The main limitation of Random Forest is that a large number of trees can make the algorithm to slow and ineffective for real-time predictions. In general, these algorithms are fast to train, but quite slow to create predictions once they are trained. A more accurate prediction requires more trees, which results in a slower model. In most real-world applications the random forest algorithm is fast enough, but there can certainly be situations where run-time performance is important and other approaches would be preferred.

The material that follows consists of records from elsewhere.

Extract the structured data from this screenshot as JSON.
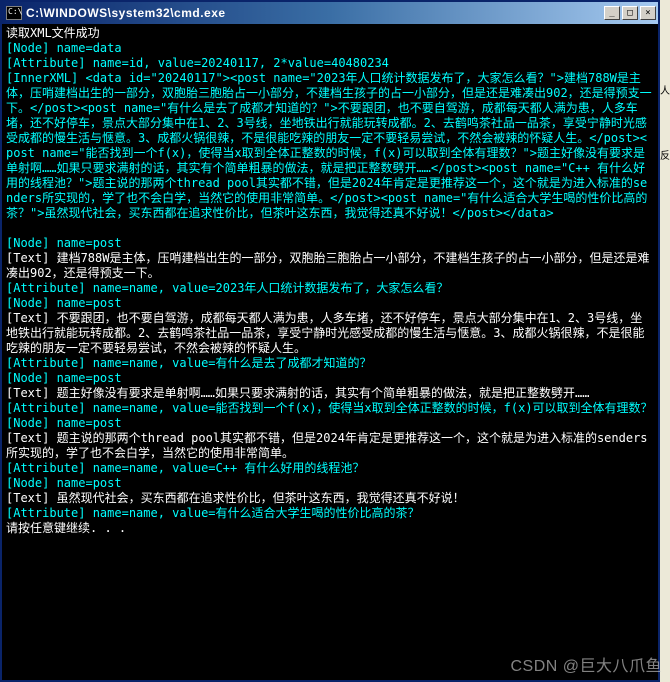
{
  "window": {
    "title": "C:\\WINDOWS\\system32\\cmd.exe",
    "btn_min": "_",
    "btn_max": "□",
    "btn_close": "×"
  },
  "side": {
    "a": "人",
    "b": "反"
  },
  "watermark": "CSDN @巨大八爪鱼",
  "lines": [
    {
      "t": "读取XML文件成功",
      "c": "w"
    },
    {
      "t": "[Node] name=data",
      "c": "c"
    },
    {
      "t": "[Attribute] name=id, value=20240117, 2*value=40480234",
      "c": "c"
    },
    {
      "t": "[InnerXML] <data id=\"20240117\"><post name=\"2023年人口统计数据发布了，大家怎么看？\">建档788W是主体，压哨建档出生的一部分，双胞胎三胞胎占一小部分，不建档生孩子的占一小部分，但是还是难凑出902，还是得预支一下。</post><post name=\"有什么是去了成都才知道的？\">不要跟团，也不要自驾游，成都每天都人满为患，人多车堵，还不好停车，景点大部分集中在1、2、3号线，坐地铁出行就能玩转成都。2、去鹤鸣茶社品一品茶，享受宁静时光感受成都的慢生活与惬意。3、成都火锅很辣，不是很能吃辣的朋友一定不要轻易尝试，不然会被辣的怀疑人生。</post><post name=\"能否找到一个f(x)，使得当x取到全体正整数的时候，f(x)可以取到全体有理数？\">题主好像没有要求是单射啊……如果只要求满射的话，其实有个简单粗暴的做法，就是把正整数劈开……</post><post name=\"C++ 有什么好用的线程池？\">题主说的那两个thread pool其实都不错，但是2024年肯定是更推荐这一个，这个就是为进入标准的senders所实现的，学了也不会白学，当然它的使用非常简单。</post><post name=\"有什么适合大学生喝的性价比高的茶？\">虽然现代社会，买东西都在追求性价比，但茶叶这东西，我觉得还真不好说！</post></data>",
      "c": "c"
    },
    {
      "t": "",
      "c": "w"
    },
    {
      "t": "[Node] name=post",
      "c": "c"
    },
    {
      "t": "[Text] 建档788W是主体，压哨建档出生的一部分，双胞胎三胞胎占一小部分，不建档生孩子的占一小部分，但是还是难凑出902，还是得预支一下。",
      "c": "w"
    },
    {
      "t": "[Attribute] name=name, value=2023年人口统计数据发布了，大家怎么看？",
      "c": "c"
    },
    {
      "t": "[Node] name=post",
      "c": "c"
    },
    {
      "t": "[Text] 不要跟团，也不要自驾游，成都每天都人满为患，人多车堵，还不好停车，景点大部分集中在1、2、3号线，坐地铁出行就能玩转成都。2、去鹤鸣茶社品一品茶，享受宁静时光感受成都的慢生活与惬意。3、成都火锅很辣，不是很能吃辣的朋友一定不要轻易尝试，不然会被辣的怀疑人生。",
      "c": "w"
    },
    {
      "t": "[Attribute] name=name, value=有什么是去了成都才知道的？",
      "c": "c"
    },
    {
      "t": "[Node] name=post",
      "c": "c"
    },
    {
      "t": "[Text] 题主好像没有要求是单射啊……如果只要求满射的话，其实有个简单粗暴的做法，就是把正整数劈开……",
      "c": "w"
    },
    {
      "t": "[Attribute] name=name, value=能否找到一个f(x)，使得当x取到全体正整数的时候，f(x)可以取到全体有理数？",
      "c": "c"
    },
    {
      "t": "[Node] name=post",
      "c": "c"
    },
    {
      "t": "[Text] 题主说的那两个thread pool其实都不错，但是2024年肯定是更推荐这一个，这个就是为进入标准的senders所实现的，学了也不会白学，当然它的使用非常简单。",
      "c": "w"
    },
    {
      "t": "[Attribute] name=name, value=C++ 有什么好用的线程池？",
      "c": "c"
    },
    {
      "t": "[Node] name=post",
      "c": "c"
    },
    {
      "t": "[Text] 虽然现代社会，买东西都在追求性价比，但茶叶这东西，我觉得还真不好说！",
      "c": "w"
    },
    {
      "t": "[Attribute] name=name, value=有什么适合大学生喝的性价比高的茶？",
      "c": "c"
    },
    {
      "t": "请按任意键继续. . .",
      "c": "w"
    }
  ]
}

And of course Random Forest is a predictive modeling tool and not a descriptive tool. That means, if you are looking for a description of the relationships in your data, other approaches would be preferred.

Use Cases:

The random forest algorithm is used in a lot of different fields, like Banking, Stock Market, Medicine and E-Commerce. In Banking it is used for example to detect customers who will use the bank’s services more frequently than others and repay their debt in time. In this domain it is also used to detect fraud customers who want to scam the bank. In finance, it is used to determine a stock’s behaviour in the future. In the healthcare domain it is used to identify the correct combination of components in medicine and to analyze a patient’s medical history to identify diseases. And lastly, in E-commerce random forest is used to determine whether a customer will actually like the product or not.

Summary:

Random Forest is a great algorithm to train early in the model development process, to see how it performs and it’s hard to build a “bad” Random Forest, because of its simplicity. This algorithm is also a great choice, if you need to develop a model in a short period of time. On top of that, it provides a pretty good indicator of the importance it assigns to your features.

Random Forests are also very hard to beat in terms of performance. Of course you can probably always find a model that can perform better, like a neural network, but these usually take much more time in the development. And on top of that, they can handle a lot of different feature types, like binary, categorical and numerical.

Overall, Random Forest is a (mostly) fast, simple and flexible tool, although it has its limitations.